For most of the world,
there's no visa anymore.

China's unilateral visa-free program now covers 38+ countries for 30 days of tourism. A separate 240-hour transit program covers the rest — including the US, UK, and Canada — as long as you're flying onward to a third country.

A passport and boarding pass on a warm-toned surface

Policy A · 30 days

Visa-free entry

If your passport is on this list, you can walk into China for up to 30 days for tourism, business, transit, or family visits. No application, no fee. Just a return ticket and a passport with 6+ months validity.

  • Austria
  • Australia
  • Belgium
  • Bulgaria
  • Croatia
  • Cyprus
  • Czech Republic
  • Denmark
  • Estonia
  • Finland
  • France
  • Germany
  • Greece
  • Hungary
  • Ireland
  • Italy
  • Japan
  • Latvia
  • Lithuania
  • Luxembourg
  • Malaysia
  • Malta
  • Montenegro
  • Netherlands
  • New Zealand
  • North Macedonia
  • Norway
  • Poland
  • Portugal
  • Romania
  • Slovakia
  • Slovenia
  • South Korea
  • Spain
  • Sweden
  • Switzerland
  • Thailand
  • United Arab Emirates

Policy B · 240 hours

Transit visa-free

55 more countries get a 10-day (240-hour) transit window. The critical catch: you must be flying through China to a third country — e.g. London → Beijing → Tokyo. A round-trip (London → Beijing → London) does not qualify.

  • United States
  • United Kingdom
  • Canada
  • Indonesia
  • Philippines
  • Singapore
  • Brunei
  • Russia
  • Brazil
  • Mexico
  • Chile
  • Argentina
  • Türkiye
  • Saudi Arabia
  • Qatar
  • Iceland
  • Albania
  • Bosnia
  • Serbia
  • Ukraine
  • Belarus
  • Kazakhstan
  • and 33 more

A few things worth knowing

The 240-hour clock starts at midnight

Not at landing. Your 240 hours begin at 00:00 the day after you arrive — so if you land at 9 PM Monday, your clock starts Tuesday.

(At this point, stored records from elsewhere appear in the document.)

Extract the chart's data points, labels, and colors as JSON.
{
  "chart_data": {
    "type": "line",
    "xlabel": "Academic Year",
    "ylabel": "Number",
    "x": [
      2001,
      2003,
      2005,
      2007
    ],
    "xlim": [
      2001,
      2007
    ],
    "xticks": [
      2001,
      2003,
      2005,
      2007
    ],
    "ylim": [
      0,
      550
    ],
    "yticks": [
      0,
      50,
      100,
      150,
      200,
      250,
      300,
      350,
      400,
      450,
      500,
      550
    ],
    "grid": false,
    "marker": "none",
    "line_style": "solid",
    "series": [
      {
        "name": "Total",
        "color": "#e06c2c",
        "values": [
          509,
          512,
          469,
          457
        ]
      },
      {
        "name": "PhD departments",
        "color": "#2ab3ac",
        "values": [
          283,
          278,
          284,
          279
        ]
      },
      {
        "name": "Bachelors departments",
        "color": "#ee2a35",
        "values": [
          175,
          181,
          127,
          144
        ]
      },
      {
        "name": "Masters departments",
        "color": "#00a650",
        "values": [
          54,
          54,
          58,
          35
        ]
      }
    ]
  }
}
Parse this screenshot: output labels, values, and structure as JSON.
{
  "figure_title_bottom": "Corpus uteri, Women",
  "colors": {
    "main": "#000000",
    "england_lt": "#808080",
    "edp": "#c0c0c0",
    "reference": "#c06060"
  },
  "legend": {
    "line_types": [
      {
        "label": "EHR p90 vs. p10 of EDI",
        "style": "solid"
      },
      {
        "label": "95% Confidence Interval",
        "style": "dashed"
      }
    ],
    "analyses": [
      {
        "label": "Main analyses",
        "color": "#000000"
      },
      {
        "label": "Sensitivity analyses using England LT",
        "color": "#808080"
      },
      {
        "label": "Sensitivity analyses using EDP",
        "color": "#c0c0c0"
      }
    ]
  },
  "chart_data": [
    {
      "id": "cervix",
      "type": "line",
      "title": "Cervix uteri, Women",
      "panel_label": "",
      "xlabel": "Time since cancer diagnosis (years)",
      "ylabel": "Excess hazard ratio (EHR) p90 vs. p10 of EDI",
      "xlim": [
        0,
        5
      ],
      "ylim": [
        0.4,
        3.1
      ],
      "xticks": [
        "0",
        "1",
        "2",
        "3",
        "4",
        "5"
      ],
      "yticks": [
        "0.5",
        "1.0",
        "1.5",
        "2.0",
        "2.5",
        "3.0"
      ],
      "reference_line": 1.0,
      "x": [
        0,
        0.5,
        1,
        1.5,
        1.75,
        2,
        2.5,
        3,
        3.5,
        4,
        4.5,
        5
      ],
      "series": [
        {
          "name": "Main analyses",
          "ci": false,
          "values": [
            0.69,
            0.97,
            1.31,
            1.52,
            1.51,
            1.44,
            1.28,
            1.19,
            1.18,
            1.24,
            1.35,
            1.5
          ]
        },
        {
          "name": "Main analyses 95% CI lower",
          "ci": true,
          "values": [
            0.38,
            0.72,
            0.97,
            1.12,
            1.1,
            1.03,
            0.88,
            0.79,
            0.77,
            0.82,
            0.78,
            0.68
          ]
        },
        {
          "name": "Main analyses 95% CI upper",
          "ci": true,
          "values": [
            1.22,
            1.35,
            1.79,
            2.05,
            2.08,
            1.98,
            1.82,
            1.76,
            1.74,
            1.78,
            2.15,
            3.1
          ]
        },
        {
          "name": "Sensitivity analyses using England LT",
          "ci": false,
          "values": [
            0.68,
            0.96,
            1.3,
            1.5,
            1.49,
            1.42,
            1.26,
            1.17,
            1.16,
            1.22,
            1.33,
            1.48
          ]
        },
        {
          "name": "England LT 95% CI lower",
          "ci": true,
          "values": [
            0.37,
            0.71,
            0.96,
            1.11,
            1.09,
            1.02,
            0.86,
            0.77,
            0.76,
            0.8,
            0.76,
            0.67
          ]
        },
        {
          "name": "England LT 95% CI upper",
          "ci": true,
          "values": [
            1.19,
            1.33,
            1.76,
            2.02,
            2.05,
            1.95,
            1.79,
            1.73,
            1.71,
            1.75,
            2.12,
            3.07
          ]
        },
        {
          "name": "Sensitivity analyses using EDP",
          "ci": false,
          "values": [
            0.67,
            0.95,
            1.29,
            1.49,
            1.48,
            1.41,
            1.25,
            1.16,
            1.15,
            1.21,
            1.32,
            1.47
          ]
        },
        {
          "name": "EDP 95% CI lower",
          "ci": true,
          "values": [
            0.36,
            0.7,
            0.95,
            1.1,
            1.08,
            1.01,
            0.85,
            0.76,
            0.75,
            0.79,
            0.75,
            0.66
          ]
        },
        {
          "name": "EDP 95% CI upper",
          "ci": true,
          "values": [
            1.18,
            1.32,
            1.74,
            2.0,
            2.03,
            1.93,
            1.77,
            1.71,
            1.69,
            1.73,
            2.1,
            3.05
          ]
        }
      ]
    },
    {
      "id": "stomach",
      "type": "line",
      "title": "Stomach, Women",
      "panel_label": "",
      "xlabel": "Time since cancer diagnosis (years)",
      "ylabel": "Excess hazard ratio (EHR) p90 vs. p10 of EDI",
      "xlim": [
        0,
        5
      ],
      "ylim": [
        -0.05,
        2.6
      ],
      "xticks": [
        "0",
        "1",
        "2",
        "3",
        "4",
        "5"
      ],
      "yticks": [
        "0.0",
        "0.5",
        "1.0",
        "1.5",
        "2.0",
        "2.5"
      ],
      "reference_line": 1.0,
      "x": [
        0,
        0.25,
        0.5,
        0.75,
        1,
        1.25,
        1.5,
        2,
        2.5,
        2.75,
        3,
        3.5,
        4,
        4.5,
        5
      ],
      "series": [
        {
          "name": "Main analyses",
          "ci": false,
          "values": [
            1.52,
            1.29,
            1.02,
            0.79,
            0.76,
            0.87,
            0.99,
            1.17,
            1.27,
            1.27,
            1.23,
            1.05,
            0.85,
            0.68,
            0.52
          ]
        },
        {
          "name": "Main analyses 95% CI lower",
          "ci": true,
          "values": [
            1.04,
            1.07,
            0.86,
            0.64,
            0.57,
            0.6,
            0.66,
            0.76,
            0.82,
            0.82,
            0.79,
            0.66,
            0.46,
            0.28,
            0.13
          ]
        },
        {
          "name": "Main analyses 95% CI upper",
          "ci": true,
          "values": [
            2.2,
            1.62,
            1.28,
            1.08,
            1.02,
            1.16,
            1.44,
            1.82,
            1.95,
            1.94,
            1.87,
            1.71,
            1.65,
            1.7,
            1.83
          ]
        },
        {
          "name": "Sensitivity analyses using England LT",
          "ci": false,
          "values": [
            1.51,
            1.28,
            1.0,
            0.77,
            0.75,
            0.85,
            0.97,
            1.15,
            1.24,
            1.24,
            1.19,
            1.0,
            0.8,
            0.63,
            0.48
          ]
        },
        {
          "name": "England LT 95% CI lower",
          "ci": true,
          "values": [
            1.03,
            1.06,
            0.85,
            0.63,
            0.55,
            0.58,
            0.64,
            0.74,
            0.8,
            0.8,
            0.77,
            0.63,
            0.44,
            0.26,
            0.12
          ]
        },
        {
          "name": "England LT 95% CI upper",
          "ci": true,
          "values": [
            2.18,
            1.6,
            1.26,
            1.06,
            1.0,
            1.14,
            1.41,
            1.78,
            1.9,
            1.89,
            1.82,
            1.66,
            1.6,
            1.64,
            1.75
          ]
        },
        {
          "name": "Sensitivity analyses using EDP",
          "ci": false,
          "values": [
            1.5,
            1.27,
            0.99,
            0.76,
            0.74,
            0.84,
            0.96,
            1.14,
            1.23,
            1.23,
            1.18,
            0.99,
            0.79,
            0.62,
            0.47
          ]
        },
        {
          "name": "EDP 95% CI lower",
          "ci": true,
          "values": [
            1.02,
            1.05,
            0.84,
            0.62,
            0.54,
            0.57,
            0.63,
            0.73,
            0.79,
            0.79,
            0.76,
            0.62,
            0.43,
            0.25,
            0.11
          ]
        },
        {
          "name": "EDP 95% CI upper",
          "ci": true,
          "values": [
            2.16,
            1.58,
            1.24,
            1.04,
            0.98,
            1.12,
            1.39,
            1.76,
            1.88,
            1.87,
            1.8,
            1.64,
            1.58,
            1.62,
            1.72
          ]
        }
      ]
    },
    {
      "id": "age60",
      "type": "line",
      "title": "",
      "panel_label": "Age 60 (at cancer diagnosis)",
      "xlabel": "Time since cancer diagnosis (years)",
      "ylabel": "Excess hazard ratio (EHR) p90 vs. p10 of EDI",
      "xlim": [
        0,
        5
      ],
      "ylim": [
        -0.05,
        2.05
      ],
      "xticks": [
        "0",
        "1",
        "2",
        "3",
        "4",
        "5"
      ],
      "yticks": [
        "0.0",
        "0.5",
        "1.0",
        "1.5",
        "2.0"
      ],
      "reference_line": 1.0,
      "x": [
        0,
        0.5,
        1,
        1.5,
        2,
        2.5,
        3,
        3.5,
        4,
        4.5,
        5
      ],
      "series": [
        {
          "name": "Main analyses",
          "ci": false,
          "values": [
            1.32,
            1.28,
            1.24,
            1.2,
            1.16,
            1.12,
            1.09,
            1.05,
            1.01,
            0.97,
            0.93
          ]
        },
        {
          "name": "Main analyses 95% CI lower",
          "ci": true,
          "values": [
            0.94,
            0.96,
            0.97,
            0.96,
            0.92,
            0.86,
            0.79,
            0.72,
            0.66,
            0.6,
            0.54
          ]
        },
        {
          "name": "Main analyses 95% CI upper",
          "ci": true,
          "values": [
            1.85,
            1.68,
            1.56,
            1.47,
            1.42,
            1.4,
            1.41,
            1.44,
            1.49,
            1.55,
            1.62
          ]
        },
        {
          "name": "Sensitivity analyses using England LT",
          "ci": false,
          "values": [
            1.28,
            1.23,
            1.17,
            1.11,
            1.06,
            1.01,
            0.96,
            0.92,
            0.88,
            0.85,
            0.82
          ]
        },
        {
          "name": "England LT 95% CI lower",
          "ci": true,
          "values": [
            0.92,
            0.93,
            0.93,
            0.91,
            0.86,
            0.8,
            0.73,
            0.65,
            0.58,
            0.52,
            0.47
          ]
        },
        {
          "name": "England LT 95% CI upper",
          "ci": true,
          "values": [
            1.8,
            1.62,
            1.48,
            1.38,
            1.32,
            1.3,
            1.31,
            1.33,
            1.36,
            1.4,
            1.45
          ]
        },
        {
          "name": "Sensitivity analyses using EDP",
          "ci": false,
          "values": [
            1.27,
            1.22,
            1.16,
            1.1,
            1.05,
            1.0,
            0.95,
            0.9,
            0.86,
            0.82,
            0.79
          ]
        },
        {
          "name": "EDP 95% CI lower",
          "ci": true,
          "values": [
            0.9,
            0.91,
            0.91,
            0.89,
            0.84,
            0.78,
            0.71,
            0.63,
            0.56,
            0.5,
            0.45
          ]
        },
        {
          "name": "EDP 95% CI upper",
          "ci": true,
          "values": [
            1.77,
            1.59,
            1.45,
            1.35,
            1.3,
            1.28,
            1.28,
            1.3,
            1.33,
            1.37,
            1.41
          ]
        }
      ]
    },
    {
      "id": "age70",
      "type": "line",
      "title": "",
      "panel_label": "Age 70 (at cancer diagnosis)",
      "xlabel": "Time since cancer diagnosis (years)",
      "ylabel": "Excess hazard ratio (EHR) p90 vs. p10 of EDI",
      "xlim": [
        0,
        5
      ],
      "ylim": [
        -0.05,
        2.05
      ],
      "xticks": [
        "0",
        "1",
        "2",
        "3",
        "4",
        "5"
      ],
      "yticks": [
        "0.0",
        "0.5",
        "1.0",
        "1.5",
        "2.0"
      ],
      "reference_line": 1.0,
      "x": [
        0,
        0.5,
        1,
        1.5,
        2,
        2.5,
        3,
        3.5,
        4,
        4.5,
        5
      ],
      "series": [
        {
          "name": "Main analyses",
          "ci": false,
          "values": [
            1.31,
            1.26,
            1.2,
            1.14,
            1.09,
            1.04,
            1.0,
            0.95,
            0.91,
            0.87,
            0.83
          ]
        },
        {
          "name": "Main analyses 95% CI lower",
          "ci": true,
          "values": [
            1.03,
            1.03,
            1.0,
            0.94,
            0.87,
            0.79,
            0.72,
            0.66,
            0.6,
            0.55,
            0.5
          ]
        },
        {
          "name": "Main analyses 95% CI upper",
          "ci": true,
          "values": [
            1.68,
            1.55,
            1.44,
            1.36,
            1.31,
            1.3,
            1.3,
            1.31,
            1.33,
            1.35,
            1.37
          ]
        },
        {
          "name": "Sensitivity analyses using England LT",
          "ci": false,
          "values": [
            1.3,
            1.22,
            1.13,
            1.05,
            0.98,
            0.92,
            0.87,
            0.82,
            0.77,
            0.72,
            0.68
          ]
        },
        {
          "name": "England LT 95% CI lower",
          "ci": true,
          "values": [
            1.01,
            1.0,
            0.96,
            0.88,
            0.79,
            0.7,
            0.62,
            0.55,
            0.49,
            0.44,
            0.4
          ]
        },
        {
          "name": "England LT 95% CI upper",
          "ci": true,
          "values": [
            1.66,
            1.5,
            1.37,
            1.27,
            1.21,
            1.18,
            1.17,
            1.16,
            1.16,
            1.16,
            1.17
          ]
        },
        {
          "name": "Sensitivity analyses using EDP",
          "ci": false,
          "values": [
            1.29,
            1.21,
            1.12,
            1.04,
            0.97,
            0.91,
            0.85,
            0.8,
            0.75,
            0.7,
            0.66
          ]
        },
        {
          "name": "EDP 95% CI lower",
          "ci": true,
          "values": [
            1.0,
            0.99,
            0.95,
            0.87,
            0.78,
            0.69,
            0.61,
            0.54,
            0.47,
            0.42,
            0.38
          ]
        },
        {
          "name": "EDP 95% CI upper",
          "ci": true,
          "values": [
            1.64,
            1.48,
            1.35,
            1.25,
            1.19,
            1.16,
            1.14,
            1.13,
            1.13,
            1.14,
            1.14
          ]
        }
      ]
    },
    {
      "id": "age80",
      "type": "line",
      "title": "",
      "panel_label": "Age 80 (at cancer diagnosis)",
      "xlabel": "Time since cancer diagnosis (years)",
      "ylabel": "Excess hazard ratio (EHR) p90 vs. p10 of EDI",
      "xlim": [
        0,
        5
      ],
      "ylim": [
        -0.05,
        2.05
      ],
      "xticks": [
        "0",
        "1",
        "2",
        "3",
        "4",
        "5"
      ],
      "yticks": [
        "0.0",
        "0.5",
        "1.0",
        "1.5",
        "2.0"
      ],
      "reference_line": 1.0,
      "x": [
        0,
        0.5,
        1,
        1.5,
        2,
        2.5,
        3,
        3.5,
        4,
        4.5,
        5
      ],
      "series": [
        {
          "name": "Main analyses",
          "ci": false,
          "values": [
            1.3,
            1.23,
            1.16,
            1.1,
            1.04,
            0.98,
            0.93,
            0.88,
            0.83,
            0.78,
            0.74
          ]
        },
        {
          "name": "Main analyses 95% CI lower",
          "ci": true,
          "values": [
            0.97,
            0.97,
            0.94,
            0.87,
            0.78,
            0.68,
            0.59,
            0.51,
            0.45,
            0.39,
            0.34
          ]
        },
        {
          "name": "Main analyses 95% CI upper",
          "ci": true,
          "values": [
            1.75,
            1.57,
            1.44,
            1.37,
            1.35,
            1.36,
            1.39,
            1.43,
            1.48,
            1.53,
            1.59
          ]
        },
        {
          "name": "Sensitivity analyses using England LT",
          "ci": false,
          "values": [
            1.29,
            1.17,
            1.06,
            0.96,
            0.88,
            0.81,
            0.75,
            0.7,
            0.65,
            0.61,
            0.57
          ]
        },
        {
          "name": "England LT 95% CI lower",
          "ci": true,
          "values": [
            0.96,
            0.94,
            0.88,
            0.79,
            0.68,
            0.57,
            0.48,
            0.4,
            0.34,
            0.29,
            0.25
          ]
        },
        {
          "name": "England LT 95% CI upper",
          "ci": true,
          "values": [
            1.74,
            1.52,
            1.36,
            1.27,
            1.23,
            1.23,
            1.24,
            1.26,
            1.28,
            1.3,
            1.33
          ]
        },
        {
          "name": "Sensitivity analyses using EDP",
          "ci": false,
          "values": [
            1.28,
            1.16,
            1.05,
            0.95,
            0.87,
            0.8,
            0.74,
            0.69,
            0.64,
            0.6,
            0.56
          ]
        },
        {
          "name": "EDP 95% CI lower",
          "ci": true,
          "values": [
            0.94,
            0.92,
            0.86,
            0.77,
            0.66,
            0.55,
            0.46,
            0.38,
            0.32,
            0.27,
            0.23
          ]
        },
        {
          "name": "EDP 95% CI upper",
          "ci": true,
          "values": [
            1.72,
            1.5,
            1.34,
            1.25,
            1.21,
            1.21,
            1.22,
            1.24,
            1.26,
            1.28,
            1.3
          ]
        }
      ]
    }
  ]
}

You can move between cities

Transit-free travelers can now move freely between 60 entry/exit ports across 24 provinces. You're no longer pinned to one city.

Stay longer? Apply ahead

If you want more than 30 days, or you're working or studying, you'll need a regular visa from your nearest Chinese consulate. Allow 2–4 weeks.

Last updated: 2026. Source: China National Immigration Administration; China Briefing. Policies have been expanding rapidly — double-check the latest at your nearest Chinese embassy before you book.